Several dead as Spanish fishing boat sinks off Canada, coast guard says

Spanish boat crash: Rescuers found two more empty lifeboats. (Representative)
Madrid:
A Spanish fishing boat sank off the east coast of Canada overnight Monday, killing “several” of the 22 crew on board, a Spanish coast guard spokeswoman said.
Rescuers rescued three crew members and were continuing to search for survivors in the area off Newfoundland on Canada’s Atlantic coast where the ship sank, she added.
Twelve crew members are Spanish nationals, eight from Peru and the rest from Ghana, according to Spanish media.
“We have been informed that (…) bodies have been found,” Maica Larriba, a central government representative in Pontevedra, in the northwestern region of Galicia where the trawler is based, told public radio.
The three survivors were found in a lifeboat suffering from hypothermia, she added.
“The water temperature right now is horrible, it’s very low,” Larriba said.
Rescuers found two more empty lifeboats and were looking for a fourth.

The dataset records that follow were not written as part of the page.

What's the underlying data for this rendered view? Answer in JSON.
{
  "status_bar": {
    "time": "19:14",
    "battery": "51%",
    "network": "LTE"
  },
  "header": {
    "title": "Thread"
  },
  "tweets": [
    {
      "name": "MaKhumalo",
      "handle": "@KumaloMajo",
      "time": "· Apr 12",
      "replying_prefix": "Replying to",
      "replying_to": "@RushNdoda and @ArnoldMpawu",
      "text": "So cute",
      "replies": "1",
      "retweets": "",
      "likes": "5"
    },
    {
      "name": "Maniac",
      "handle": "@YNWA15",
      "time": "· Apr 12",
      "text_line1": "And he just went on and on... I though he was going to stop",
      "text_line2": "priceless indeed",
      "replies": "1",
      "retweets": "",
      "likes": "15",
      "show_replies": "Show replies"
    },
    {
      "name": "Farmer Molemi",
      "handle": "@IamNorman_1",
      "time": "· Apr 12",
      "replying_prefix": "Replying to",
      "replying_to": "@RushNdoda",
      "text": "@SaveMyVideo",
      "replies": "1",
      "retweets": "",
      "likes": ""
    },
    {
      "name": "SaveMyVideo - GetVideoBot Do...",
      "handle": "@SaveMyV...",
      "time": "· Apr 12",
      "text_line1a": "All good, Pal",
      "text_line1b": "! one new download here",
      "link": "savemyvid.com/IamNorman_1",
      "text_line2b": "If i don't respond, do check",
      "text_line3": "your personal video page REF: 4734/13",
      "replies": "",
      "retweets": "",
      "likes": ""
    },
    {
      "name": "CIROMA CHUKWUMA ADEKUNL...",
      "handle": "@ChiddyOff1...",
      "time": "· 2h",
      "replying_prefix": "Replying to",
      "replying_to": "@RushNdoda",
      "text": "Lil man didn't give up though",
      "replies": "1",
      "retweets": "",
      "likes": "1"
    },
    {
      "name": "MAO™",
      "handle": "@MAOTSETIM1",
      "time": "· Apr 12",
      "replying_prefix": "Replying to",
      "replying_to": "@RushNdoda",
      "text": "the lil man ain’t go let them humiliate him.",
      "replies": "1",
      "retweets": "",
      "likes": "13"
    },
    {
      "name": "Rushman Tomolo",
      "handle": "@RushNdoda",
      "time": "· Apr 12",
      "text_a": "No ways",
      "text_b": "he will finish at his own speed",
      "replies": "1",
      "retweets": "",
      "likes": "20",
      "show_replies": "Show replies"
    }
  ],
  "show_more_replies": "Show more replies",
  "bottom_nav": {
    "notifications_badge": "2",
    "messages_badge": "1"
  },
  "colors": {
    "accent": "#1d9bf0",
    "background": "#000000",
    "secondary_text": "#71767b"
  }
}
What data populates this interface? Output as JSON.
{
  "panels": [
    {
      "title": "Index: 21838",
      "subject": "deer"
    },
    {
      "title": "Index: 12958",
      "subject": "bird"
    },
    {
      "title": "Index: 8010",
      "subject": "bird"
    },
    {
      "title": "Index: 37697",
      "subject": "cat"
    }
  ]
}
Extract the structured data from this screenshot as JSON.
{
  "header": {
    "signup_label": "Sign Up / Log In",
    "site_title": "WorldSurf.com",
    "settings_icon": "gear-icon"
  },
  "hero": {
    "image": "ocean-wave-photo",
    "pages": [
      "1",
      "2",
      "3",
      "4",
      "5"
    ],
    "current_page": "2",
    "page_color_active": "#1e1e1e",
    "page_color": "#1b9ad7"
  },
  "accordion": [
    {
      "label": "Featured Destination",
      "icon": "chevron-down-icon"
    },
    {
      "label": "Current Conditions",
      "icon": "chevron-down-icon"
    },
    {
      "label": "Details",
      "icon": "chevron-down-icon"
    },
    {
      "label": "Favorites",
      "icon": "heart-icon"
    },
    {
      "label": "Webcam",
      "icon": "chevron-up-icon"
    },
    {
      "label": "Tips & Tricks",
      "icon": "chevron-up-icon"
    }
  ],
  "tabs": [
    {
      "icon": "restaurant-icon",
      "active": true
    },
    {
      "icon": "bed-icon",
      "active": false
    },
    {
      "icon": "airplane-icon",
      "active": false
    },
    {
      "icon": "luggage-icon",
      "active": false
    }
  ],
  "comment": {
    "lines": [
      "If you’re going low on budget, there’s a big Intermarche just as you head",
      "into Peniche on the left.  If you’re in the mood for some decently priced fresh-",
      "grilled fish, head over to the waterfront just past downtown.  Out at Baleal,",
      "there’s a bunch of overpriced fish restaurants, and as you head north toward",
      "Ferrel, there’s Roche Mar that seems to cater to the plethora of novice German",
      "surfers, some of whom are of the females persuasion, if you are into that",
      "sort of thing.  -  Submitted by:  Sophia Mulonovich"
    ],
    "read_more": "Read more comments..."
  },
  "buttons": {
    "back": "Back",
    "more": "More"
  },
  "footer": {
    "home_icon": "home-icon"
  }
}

The Spanish government is “following with concern” the rescue operation, government spokeswoman Isabel Rodriguez told a press conference after a weekly cabinet meeting.
“I can confirm that three crew members were rescued,” she added.
The fishing vessel, a freezer trawler registered in 2004, was based in the port of Marin in Galicia and is owned by shipowner Manuel Nores.
The company, founded in 1950, has eight freezer trawlers and some 300 employees, according to its website.